Adhesions are bands of scar tissue that form internally, often connecting organs or tissues that are normally separate within the body. This formation is a natural part of the body’s healing process following tissue disturbance, such as surgery, infection, injury, or radiation. They commonly form in the abdominal or pelvic area, causing surfaces to stick or “adhere” to one another. Therapeutic approaches aim to manage and resolve these restrictive bands to restore normal function and alleviate discomfort.
Understanding Adhesions
Adhesions vary in appearance, ranging from thin, sheet-like structures to thick, fibrous bands. They develop when the body’s repair mechanism, involving inflammation and fibrin deposition, fails to dissolve the temporary fibrin scaffold, allowing it to mature into permanent scar tissue. This process is common after abdominal surgery, with up to 93% of patients developing some degree of adhesions.
Adhesions restrict the mobility of internal organs or tissues that are meant to glide freely. This restriction can cause chronic pain, often described as a deep, pulling, or cramping sensation that may worsen with movement. In severe abdominal cases, adhesions can twist or narrow the small intestine, leading to a small bowel obstruction. Adhesions in the pelvis can also interfere with reproductive function, sometimes causing infertility.
Manual and Movement Therapies
Conservative treatments focus on non-invasive techniques designed to improve tissue mobility and promote the remodeling of the scar tissue structure. These methods apply controlled, sustained pressure and tension to the adhesion sites over time, aiming to restore the natural movement and flexibility of the affected connective tissues.
Manual Techniques
Physical therapy (PT) often incorporates specialized manual techniques, such as soft tissue mobilization (STM) and myofascial release. STM involves a therapist applying pressure to the tissue to improve pliability and mobility. Myofascial release targets the fascia, the connective tissue surrounding muscles and organs, using sustained pressure to stretch and release tension.
Another specific technique is visceral mobilization, which uses gentle manual pressure to directly target abdominal organs and improve their function. These hands-on therapies are often complemented by active release techniques (ART), where the therapist pins down restricted tissue while the patient moves the body part through a full range of motion. This combination encourages the elongation of scar tissue fibers.
The goal of these professional treatments is to stimulate tissue remodeling, where the body gradually realigns and softens the stiff collagen fibers of the adhesion. Research shows that these manual therapies can improve scar mobility and may reverse adhesion-related partial small bowel obstructions in some patients. Consistent stretching and mobilization exercises are prescribed to maintain the gains achieved during therapy sessions.
Self-Care and Home Exercises
Patients can perform self-care techniques at home to support the work done in therapy. Targeted stretching and movement exercises help challenge the stiffness and encourage full range of motion. For superficial scar sites, such as external incisions, self-massage can be performed using circular or cross-friction motions to improve the tissue’s pliability. Tools like foam rollers or massage balls can be utilized on accessible areas to apply sustained pressure and aid in releasing fascial restrictions.
Surgical and Minimally Invasive Treatments
When conservative management is insufficient, or when adhesions create a medical emergency like a complete bowel obstruction, surgical intervention becomes necessary. The procedure designed to cut or remove adhesions is called adhesiolysis. This aims to restore the free movement of organs and relieve the mechanical pulling that causes pain or obstruction.

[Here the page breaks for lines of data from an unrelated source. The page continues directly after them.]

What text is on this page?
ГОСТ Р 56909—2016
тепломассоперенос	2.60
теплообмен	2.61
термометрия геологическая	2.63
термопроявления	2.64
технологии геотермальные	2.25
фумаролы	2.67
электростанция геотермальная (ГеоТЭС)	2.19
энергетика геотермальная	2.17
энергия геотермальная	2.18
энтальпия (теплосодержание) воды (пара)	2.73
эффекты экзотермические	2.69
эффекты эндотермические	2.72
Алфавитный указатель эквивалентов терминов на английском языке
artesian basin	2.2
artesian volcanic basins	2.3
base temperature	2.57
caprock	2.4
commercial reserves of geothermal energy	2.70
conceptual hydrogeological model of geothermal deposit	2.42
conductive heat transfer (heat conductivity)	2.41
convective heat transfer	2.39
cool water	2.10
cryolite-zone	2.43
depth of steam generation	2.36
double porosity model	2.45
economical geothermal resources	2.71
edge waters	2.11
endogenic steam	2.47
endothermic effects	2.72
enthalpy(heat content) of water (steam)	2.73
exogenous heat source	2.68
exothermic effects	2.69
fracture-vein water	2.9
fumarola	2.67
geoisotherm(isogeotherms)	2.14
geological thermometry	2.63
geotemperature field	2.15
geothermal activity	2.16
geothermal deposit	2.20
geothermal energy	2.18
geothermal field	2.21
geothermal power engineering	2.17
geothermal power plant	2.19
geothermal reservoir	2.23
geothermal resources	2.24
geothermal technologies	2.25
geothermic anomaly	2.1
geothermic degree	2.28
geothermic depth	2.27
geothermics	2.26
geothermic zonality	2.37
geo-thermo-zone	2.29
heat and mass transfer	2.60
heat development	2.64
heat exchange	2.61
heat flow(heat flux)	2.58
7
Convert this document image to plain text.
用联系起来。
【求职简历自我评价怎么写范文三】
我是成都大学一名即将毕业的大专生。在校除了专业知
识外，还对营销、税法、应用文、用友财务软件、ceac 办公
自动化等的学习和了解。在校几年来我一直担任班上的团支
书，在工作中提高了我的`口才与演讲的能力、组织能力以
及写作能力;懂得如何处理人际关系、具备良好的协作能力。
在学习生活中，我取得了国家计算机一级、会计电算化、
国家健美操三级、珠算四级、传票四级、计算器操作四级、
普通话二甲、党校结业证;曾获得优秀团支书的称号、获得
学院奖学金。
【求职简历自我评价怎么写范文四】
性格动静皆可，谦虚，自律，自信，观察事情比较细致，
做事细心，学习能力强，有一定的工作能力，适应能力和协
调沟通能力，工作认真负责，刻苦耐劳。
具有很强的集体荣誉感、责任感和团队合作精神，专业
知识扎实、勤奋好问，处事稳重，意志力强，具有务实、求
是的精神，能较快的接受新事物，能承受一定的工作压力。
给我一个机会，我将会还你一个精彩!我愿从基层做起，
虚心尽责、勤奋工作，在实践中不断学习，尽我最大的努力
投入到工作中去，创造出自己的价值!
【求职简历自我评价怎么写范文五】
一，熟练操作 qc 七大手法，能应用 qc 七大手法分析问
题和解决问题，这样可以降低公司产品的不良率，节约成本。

Adhesiolysis can be performed using two main approaches: open surgery (laparotomy) or laparoscopic surgery. Open adhesiolysis involves making a single, larger incision to access the abdominal cavity directly. This method is reserved for complex or severe cases where the adhesions are dense, widespread, or when an acute obstruction requires extensive visualization.
The preferred method is often laparoscopic adhesiolysis, a minimally invasive technique. Surgeons make a few small incisions and use a laparoscope—a thin tube with a camera—to visualize and precisely cut the adhesions using specialized instruments. Laparoscopic procedures generally result in a shorter hospital stay, less blood loss, and a quicker recovery time compared to open surgery.
Surgery is often considered a last resort because adhesiolysis carries a significant risk of causing new adhesions to form, sometimes requiring repeat operations. The procedure also carries risks such as inadvertent injury to adjacent organs like the bowel, which occurs in up to 10% of cases, along with the risks of bleeding and infection.
Surgeons carefully evaluate the indications for adhesiolysis, typically only recommending it when symptoms are severe, persistent, and significantly impacting quality of life. The goal is to maximize the benefit of relieving the current problem while minimizing the risk of repeat adhesion formation. Adhesion barriers, placed during the surgery, may be used to prevent newly cut surfaces from sticking together again.